Chissà perché cambiare scuola all'improvviso? Ad un mese dall'inizio della scuola sinceramente a me non sarebbe mai venuto in mente, eppure odiavo così tanto la Greendale che spesso mi era passata come idea nella mia mente confusa.

«Bene, si sieda.» cercai di non guardarla fisso negli occhi per non sembrare una psicopatica alla prima impressione, ma non ci riuscii: forse poteva essere una ragazza simpatica, quasi di buona compagnia. Insomma, non ce n'erano molte alla Greendale e se ne trovavi una dovevi davvero ringraziare il Signore per questo. «Avrà tempo per fare amicizia.»

Lei prese posto davanti a me e poi si girò quando parlai, cercando di sussurrare - invano.

«Come se fossero simpatiche le persone qui.»

Mi guardò confusa, poi aspettò il suono della campanella per voltarsi una seconda volta verso di me. Si schiarì la voce e mentre sistemava le poche cose che aveva all'interno della borsa gialla che le ricadeva lungo un fianco, sorrise. Ed era davvero bello il suo sorriso, quasi rassicurante.

Ma che avessi una fissa con i sorrisi era una cosa ormai scontata.

«Sono Eva, piacere.» alzai lo sguardo su di lei e fu impossibile non guardare quella cesta di capelli ricci che le circondava il delicato volto. «Ti ho sentita prima.» annuii, già affaticata da quella lunga giornata che mi aspettava.
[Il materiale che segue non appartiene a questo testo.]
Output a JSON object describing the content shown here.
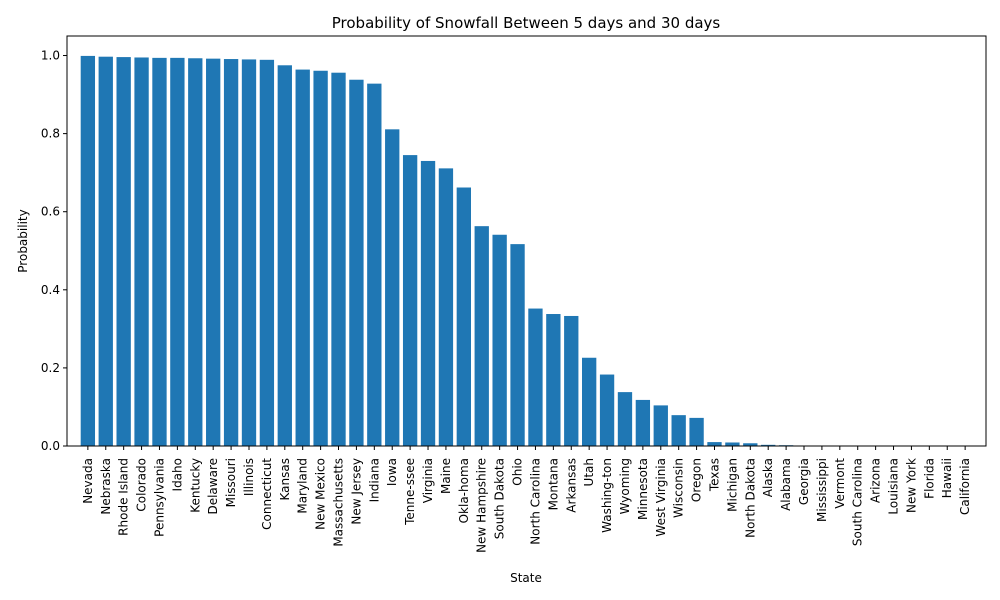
{
  "chart_data": {
    "type": "bar",
    "title": "Probability of Snowfall Between 5 days and 30 days",
    "xlabel": "State",
    "ylabel": "Probability",
    "ylim": [
      0,
      1.05
    ],
    "yticks": [
      "0.0",
      "0.2",
      "0.4",
      "0.6",
      "0.8",
      "1.0"
    ],
    "grid": false,
    "bar_color": "#1f77b4",
    "categories": [
      "Nevada",
      "Nebraska",
      "Rhode Island",
      "Colorado",
      "Pennsylvania",
      "Idaho",
      "Kentucky",
      "Delaware",
      "Missouri",
      "Illinois",
      "Connecticut",
      "Kansas",
      "Maryland",
      "New Mexico",
      "Massachusetts",
      "New Jersey",
      "Indiana",
      "Iowa",
      "Tenne-ssee",
      "Virginia",
      "Maine",
      "Okla-homa",
      "New Hampshire",
      "South Dakota",
      "Ohio",
      "North Carolina",
      "Montana",
      "Arkansas",
      "Utah",
      "Washing-ton",
      "Wyoming",
      "Minnesota",
      "West Virginia",
      "Wisconsin",
      "Oregon",
      "Texas",
      "Michigan",
      "North Dakota",
      "Alaska",
      "Alabama",
      "Georgia",
      "Mississippi",
      "Vermont",
      "South Carolina",
      "Arizona",
      "Louisiana",
      "New York",
      "Florida",
      "Hawaii",
      "California"
    ],
    "values": [
      0.999,
      0.997,
      0.996,
      0.995,
      0.994,
      0.994,
      0.993,
      0.992,
      0.991,
      0.99,
      0.989,
      0.975,
      0.964,
      0.961,
      0.956,
      0.938,
      0.928,
      0.811,
      0.745,
      0.73,
      0.711,
      0.662,
      0.563,
      0.541,
      0.517,
      0.352,
      0.338,
      0.333,
      0.226,
      0.183,
      0.138,
      0.118,
      0.104,
      0.079,
      0.072,
      0.01,
      0.009,
      0.007,
      0.003,
      0.002,
      0.0005,
      0.0004,
      0.0003,
      0.0002,
      0.0001,
      0.0001,
      0.0,
      0.0,
      0.0,
      0.0
    ]
  }
}
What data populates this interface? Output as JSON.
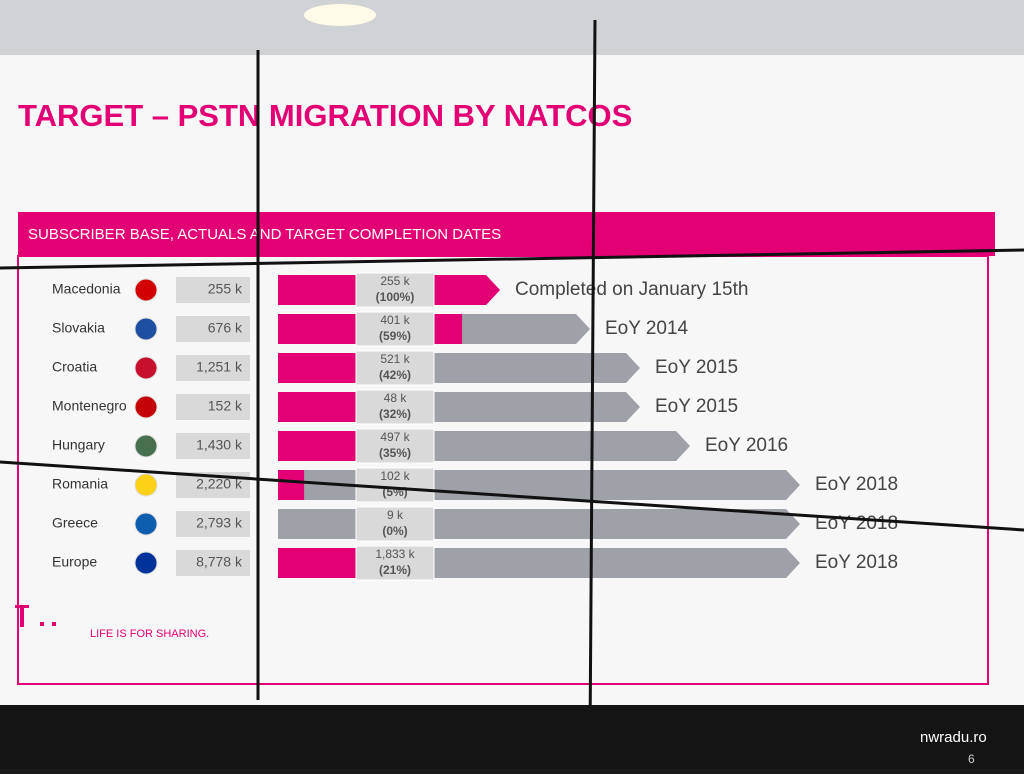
{
  "chart_data": {
    "type": "progress",
    "title": "TARGET – PSTN MIGRATION BY NATCOS",
    "subtitle": "SUBSCRIBER BASE, ACTUALS AND TARGET COMPLETION DATES",
    "categories": [
      "Macedonia",
      "Slovakia",
      "Croatia",
      "Montenegro",
      "Hungary",
      "Romania",
      "Greece",
      "Europe"
    ],
    "subscriber_base": {
      "values": [
        255,
        676,
        1251,
        152,
        1430,
        2220,
        2793,
        8778
      ],
      "value_labels": [
        "255 k",
        "676 k",
        "1,251 k",
        "152 k",
        "1,430 k",
        "2,220 k",
        "2,793 k",
        "8,778 k"
      ]
    },
    "actuals": {
      "values": [
        255,
        401,
        521,
        48,
        497,
        102,
        9,
        1833
      ],
      "value_labels": [
        "255 k",
        "401 k",
        "521 k",
        "48 k",
        "497 k",
        "102 k",
        "9 k",
        "1,833 k"
      ]
    },
    "completion_pct": {
      "values": [
        100,
        59,
        42,
        32,
        35,
        5,
        0,
        21
      ],
      "value_labels": [
        "(100%)",
        "(59%)",
        "(42%)",
        "(32%)",
        "(35%)",
        "(5%)",
        "(0%)",
        "(21%)"
      ],
      "color": "#e20074"
    },
    "targets": [
      "Completed on January 15th",
      "EoY 2014",
      "EoY 2015",
      "EoY 2015",
      "EoY 2016",
      "EoY 2018",
      "EoY 2018",
      "EoY 2018"
    ],
    "footer": "LIFE IS FOR SHARING.",
    "watermark": "nwradu.ro",
    "page_number": "6"
  }
}
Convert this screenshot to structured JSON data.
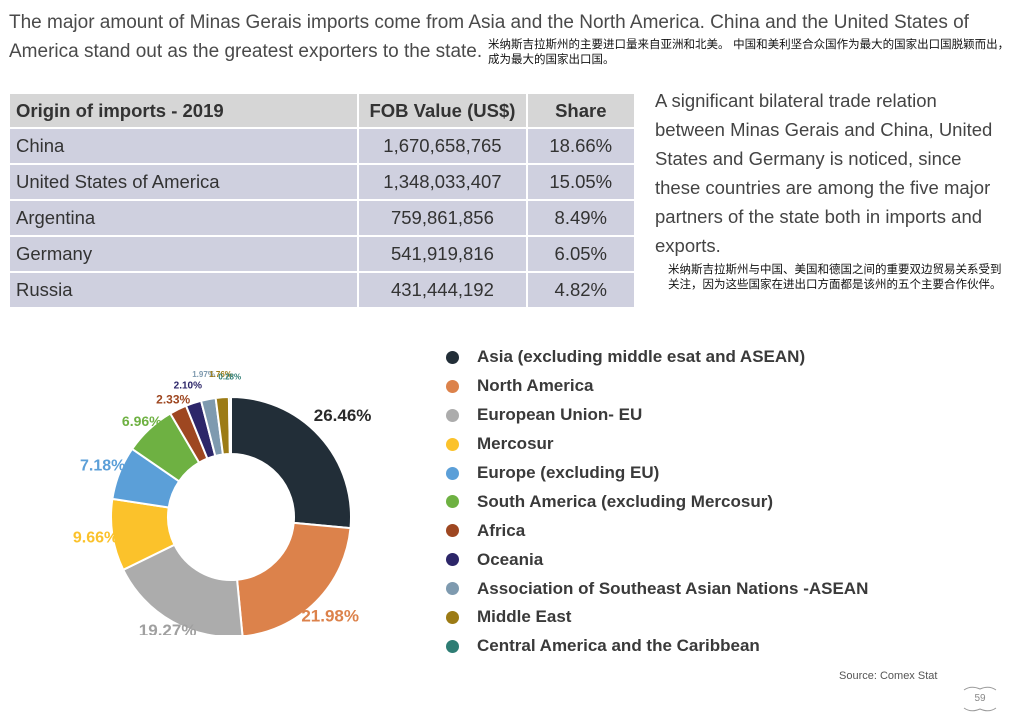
{
  "heading": "The major amount of Minas Gerais imports come from Asia and the North America. China and the United States of America stand out as the greatest exporters to the state.",
  "heading_cn": "米纳斯吉拉斯州的主要进口量来自亚洲和北美。 中国和美利坚合众国作为最大的国家出口国脱颖而出，成为最大的国家出口国。",
  "table": {
    "headers": [
      "Origin of imports - 2019",
      "FOB Value (US$)",
      "Share"
    ],
    "rows": [
      {
        "origin": "China",
        "fob": "1,670,658,765",
        "share": "18.66%"
      },
      {
        "origin": "United States of America",
        "fob": "1,348,033,407",
        "share": "15.05%"
      },
      {
        "origin": "Argentina",
        "fob": "759,861,856",
        "share": "8.49%"
      },
      {
        "origin": "Germany",
        "fob": "541,919,816",
        "share": "6.05%"
      },
      {
        "origin": "Russia",
        "fob": "431,444,192",
        "share": "4.82%"
      }
    ]
  },
  "note": "A significant bilateral trade relation between Minas Gerais and China, United States and Germany is noticed, since these countries are among the five major partners of the state both in imports and exports.",
  "note_cn": "米纳斯吉拉斯州与中国、美国和德国之间的重要双边贸易关系受到关注，因为这些国家在进出口方面都是该州的五个主要合作伙伴。",
  "chart_data": {
    "type": "pie",
    "donut": true,
    "legend_position": "right",
    "labels": [
      "Asia (excluding middle esat and ASEAN)",
      "North America",
      "European Union- EU",
      "Mercosur",
      "Europe (excluding EU)",
      "South America (excluding Mercosur)",
      "Africa",
      "Oceania",
      "Association of Southeast Asian Nations -ASEAN",
      "Middle East",
      "Central America and the Caribbean"
    ],
    "values": [
      26.46,
      21.98,
      19.27,
      9.66,
      7.18,
      6.96,
      2.33,
      2.1,
      1.97,
      1.76,
      0.28
    ],
    "value_labels": [
      "26.46%",
      "21.98%",
      "19.27%",
      "9.66%",
      "7.18%",
      "6.96%",
      "2.33%",
      "2.10%",
      "1.97%",
      "1.76%",
      "0.28%"
    ],
    "colors": [
      "#222e38",
      "#dc824b",
      "#acacac",
      "#fbc22b",
      "#5b9fd8",
      "#6eb142",
      "#9e4721",
      "#2c2669",
      "#7e9aaf",
      "#9c7b15",
      "#2e7d74"
    ]
  },
  "source": "Source: Comex Stat",
  "page_number": "59"
}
«Non sono un'amante di questa scuola, se non si fosse capito.» afferrai le mie cose e uscii dall'aula, ma mi ritrovai qualche metro dopo la ragazza alle calcagna. «Sono Allyson comunque, se ti può interessare.» lei mi sorrise nuovamente e io ricambiai leggermente il gesto prima di fermarmi al mio armadietto.

Alay era appoggiata al suo mentre chiudeva velocemente un libro e parlottava a bassa voce da sola, probabilmente stava ripassando per qualche test.

«Vaffanculo, non ho più voglia.» sorrisi, aprendo l'anta. «Oh, e tu chi saresti?» Eva non ebbe nemmeno il tempo di rispondere che la mia amica la riempì di domande. «E perché fai il cagnolino di Ally?» la guardai male. «Non ne vedevo uno da... beh, da quando prima ho incrociato mio cugino e quella stronza.» alzai gli occhi al cielo.

«Alayna, lei è Alayna.» Eva le porse la mano gentilmente ma la mora non la strinse, invece guardò l'orologio del telefono e poi si issò lo zaino su una spalla.